HR trends affect everyone both inside and outside of work. Because people either want to improve their own career path or recruit those that can do it for them. During the past twelve months a lot has happened and a lot has changed in the HR world. So let’s take our collective heads out of the day-by-day HR sand to gaze into the distance at some of the likely HR trends coming down the road for 2019. The twists and turns of the Trump administration have given HR managers great pause to think things over. The ongoing crisis of Brexit has roiled markets and left many companies of long standing wondering how much longer they can stave off further downsizing and consolidation. Northern Ireland is still a conundrum that keeps the European Union up at night. The list of this past year’s controversies and policy decisions that affect the HR climate for next year is long and complicated. So what is there to look forward to and plan for in 2019?
Continuing pay gap flaps
In the United Kingdom the recent Gender Pay Gap White Paper highlighted the continuing pay inequalities between the sexes. Female representation at boardroom and senior management level remains shockingly low. And pay equality is still so lopsided that the World Forum on Economics recently reporters that it would require over two hundred years to fully close the gap worldwide. HR managers realize that this problem is not going away in 2019 and will need to be dealt with forcefully and diplomatically if further and stricter government oversight is to be avoided.

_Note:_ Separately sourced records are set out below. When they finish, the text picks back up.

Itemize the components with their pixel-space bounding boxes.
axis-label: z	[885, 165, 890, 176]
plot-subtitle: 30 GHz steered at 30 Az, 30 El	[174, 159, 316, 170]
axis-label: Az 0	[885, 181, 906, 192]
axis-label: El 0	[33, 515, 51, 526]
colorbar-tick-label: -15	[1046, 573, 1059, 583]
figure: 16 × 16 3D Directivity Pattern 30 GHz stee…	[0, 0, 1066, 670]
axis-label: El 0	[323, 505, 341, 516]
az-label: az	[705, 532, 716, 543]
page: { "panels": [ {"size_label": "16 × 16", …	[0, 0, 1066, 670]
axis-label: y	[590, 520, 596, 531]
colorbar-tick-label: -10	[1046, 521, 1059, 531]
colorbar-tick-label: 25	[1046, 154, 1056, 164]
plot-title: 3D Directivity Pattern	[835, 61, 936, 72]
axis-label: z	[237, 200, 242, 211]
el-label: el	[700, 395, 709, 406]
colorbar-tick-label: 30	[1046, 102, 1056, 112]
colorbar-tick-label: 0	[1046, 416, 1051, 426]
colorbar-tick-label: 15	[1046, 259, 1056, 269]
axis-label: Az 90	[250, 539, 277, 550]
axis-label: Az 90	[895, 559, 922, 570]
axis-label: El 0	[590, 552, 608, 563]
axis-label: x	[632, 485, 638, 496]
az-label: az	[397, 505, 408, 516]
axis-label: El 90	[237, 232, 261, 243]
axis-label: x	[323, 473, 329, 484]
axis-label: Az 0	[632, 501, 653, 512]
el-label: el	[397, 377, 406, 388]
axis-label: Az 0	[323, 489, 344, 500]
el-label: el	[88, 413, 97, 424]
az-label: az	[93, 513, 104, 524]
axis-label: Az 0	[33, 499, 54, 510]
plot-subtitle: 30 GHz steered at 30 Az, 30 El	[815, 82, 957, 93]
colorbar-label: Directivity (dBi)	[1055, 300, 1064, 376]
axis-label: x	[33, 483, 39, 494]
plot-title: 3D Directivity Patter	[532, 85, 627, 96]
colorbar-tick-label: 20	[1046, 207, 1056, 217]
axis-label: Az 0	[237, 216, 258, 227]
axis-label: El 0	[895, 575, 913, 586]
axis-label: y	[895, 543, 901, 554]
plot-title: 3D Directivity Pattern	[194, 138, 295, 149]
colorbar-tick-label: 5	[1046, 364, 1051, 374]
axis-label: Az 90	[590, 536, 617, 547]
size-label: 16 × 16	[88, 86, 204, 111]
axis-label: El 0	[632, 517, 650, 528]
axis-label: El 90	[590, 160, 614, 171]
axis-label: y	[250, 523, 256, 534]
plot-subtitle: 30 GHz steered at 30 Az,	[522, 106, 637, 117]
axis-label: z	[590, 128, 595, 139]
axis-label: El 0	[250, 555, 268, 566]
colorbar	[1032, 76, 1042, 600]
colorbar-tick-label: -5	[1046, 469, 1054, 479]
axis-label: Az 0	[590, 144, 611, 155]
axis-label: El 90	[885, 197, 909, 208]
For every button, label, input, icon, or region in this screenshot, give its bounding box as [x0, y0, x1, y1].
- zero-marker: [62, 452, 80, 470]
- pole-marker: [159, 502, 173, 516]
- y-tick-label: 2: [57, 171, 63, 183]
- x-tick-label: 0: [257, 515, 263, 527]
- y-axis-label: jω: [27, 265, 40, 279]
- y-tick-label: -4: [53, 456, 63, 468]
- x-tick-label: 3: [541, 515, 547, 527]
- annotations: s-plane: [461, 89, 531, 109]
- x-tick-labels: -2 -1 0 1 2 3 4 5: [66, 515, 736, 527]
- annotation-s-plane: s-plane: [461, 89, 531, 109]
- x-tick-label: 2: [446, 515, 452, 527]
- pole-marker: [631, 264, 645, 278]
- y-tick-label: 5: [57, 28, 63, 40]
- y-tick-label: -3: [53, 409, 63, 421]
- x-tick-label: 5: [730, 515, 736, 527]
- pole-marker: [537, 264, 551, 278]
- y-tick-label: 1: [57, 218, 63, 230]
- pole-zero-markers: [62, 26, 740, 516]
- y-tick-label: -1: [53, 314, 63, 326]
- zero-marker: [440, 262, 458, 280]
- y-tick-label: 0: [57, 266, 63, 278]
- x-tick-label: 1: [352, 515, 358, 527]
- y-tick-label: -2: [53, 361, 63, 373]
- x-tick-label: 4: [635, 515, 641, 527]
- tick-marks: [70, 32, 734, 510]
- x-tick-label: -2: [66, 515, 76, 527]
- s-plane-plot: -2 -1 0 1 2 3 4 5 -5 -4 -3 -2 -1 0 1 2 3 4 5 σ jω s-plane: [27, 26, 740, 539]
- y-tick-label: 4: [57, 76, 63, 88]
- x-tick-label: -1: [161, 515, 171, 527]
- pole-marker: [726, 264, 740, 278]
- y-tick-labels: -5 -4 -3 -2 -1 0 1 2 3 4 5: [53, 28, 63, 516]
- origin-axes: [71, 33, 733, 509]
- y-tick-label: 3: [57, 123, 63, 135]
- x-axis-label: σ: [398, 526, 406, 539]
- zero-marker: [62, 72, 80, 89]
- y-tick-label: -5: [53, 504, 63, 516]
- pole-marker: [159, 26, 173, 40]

#MeToo grows in strength and influence
This leads directly to the #MeToo women’s movement to stamp out sexual abuse and harassment in the workplace. As the glaring headlines all this year have made painfully and shamefully clear, men in positions of power and authority, as well as their underlings and spin doctors, have been objectifying women in the office, factory, and all other workplaces in a terrible manner — and usually with complete immunity. Companies from CBS to Google have been guilty of hiding their male employees’ indiscretions and criminal activities from federal agencies and law enforcement officials — and have done little or nothing to protect and reaffirm a woman’s right to report sexual abuse in the workplace and get a fair and impartial hearing.
But that all is changing fast, thanks in large part to the #MeToo movement. Today, and most certainly long into the future, HR departments everywhere are going to be scrambling to make up for past ignorance and/or suppression. The major sensitivity training taking place in companies like Starbucks, which closed all its shops for one full day to do in-house sensitivity training, is going to increase in scope and complexity. HR managers and their staff have to face up to the fact that 2019 is the year when inequality and abuse in the workplace has finally become not just a liability not to be tolerated, but a criminal offense that can lead to serious jail time for offenders — and huge fines for the companies that shield the perpetrators, whether intentionally or not.

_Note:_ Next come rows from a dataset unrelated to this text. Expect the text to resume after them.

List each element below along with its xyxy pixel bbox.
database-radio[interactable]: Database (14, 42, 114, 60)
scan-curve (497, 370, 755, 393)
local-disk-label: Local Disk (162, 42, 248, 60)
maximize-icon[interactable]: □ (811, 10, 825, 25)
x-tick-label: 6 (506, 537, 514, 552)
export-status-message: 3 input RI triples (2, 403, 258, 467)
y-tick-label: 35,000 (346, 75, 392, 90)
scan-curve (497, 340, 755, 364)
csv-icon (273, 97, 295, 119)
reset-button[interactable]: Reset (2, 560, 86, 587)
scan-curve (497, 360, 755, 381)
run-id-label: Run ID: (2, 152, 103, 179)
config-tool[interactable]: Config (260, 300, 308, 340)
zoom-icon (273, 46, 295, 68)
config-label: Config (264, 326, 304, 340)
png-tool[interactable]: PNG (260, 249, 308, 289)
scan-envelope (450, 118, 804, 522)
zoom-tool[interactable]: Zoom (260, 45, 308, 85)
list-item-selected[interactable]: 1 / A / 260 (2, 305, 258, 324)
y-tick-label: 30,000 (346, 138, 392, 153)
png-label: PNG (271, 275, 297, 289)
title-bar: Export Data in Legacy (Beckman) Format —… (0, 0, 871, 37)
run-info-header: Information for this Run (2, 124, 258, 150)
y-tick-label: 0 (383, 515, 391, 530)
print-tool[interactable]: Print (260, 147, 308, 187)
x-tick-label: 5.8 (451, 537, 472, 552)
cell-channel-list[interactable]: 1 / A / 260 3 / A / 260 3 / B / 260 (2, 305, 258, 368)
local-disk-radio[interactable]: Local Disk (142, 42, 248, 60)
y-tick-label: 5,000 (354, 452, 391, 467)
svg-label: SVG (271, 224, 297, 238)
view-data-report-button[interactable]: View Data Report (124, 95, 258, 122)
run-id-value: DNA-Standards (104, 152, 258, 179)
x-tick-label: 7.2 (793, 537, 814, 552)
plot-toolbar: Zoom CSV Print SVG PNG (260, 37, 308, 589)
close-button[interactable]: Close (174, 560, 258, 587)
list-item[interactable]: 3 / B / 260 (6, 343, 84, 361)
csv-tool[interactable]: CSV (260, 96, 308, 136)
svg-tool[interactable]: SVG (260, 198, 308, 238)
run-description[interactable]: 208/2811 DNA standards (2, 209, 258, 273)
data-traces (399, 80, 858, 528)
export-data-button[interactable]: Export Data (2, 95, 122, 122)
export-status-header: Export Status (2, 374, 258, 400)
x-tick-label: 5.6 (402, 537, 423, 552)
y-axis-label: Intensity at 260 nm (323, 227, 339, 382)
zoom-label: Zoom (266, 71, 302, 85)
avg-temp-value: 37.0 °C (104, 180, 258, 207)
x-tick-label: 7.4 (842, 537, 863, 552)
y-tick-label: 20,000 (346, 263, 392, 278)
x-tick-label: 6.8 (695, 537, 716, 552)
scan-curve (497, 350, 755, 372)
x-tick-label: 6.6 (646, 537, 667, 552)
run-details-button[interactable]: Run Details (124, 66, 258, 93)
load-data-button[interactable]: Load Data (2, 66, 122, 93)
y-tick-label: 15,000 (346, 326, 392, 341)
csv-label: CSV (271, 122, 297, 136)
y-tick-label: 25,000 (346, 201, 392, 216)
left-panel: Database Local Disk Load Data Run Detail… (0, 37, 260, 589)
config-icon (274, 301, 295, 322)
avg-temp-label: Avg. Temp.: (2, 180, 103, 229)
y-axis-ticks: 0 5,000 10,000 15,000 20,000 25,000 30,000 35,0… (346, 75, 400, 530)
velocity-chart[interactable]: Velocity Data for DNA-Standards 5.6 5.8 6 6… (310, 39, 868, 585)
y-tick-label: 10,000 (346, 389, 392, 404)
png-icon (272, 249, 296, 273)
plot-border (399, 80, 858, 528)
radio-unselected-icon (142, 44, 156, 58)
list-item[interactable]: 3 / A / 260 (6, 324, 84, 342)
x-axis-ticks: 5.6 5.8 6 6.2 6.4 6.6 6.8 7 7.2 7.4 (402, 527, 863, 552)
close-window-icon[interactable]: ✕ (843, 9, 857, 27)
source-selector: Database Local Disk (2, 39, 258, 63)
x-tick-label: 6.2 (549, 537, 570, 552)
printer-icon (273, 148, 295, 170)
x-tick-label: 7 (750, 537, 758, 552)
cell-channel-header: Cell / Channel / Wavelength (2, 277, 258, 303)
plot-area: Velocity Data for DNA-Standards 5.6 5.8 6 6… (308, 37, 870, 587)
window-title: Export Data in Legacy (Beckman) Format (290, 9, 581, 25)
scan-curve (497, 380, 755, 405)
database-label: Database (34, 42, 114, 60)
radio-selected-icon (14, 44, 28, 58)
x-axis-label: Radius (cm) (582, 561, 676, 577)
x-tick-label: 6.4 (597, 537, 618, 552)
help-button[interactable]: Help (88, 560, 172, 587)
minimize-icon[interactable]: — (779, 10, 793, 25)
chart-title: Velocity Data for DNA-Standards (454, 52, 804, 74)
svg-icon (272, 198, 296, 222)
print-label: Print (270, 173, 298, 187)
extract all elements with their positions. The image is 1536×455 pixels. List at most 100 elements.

“Along with that is the challenge facing HR departments of increased and much more detailed monitoring of employee behaviors at work, and even out in the parking lot and company campus,” says Makai HR. Every interaction an employee has with a company computer is now tracked and analyzed by algorithms to red flag inappropriate communications and security breaches. Tiny video cameras, no bigger than a marble, are routinely placed everywhere at work — except in bathrooms. This leads to an avalanche of raw data and video that HR staff are obligated to run through and judge when to act on something flagged. Even personal communication devices like smartphones that employees bring to work can now be compromised by hightech bugging devices — and the law is still a bit gray and indecisive on just how legal and necessary that kind of monitoring is in the workplace.
The nondisclosure agreement
Standard policy in many businesses for decades past, the nondisclosure agreement between employer and employee is a basic protection for patented technology and intellectual property. 2019 will see an enormous increase in the use of these agreements in every type of industry and business, from fast food franchises to accounting firms to the factory floor of a tool and die business. This is, in part, a knee jerk reaction to the increasing threat of in-house hacking — which takes an enormous amount of policing to be effective in even a mid-size company. HR managers are charged with keeping this documents up to date and legally enforceable.
Yet at the same time there is a growing legal challenge to the validity of nondisclosure agreements. Circuit courts up and down the United States are carefully weighing the viability of contracts that, some lawyers claim, has become a violation of civil rights for certain classes of employees. This is being decided in a state by state pattern right now — so HR managers have to be sure to keep up with what their state(s) are ruling in their local courts of law. And there’s no guarantee that the federal government will not step in at any moment with a broad and sweeping mandate of its own to try and settle the issue. This could take HR departments by surprise, rendering their current agreements null and void.
The gig economy continues to grow
Also known as ‘atypical working’ in the UK, the gig economy is looming as the major game changer for HR in 2019. People simply don’t want to work the traditional 9 to 5 anymore — they feel it’s too constricting. So the gig economy lets workers choose their own hours and how many they are willing to work each week. For HR managers this means the challenge of staffing offices, warehouses, and factories full-time is going to increase tremendously in 2019. The smart HR manager has already got a strategy approved and in place for this coming challenge — whether it be increased base wages and tweaking the benefits package to suit the individual needs of each full-time employee.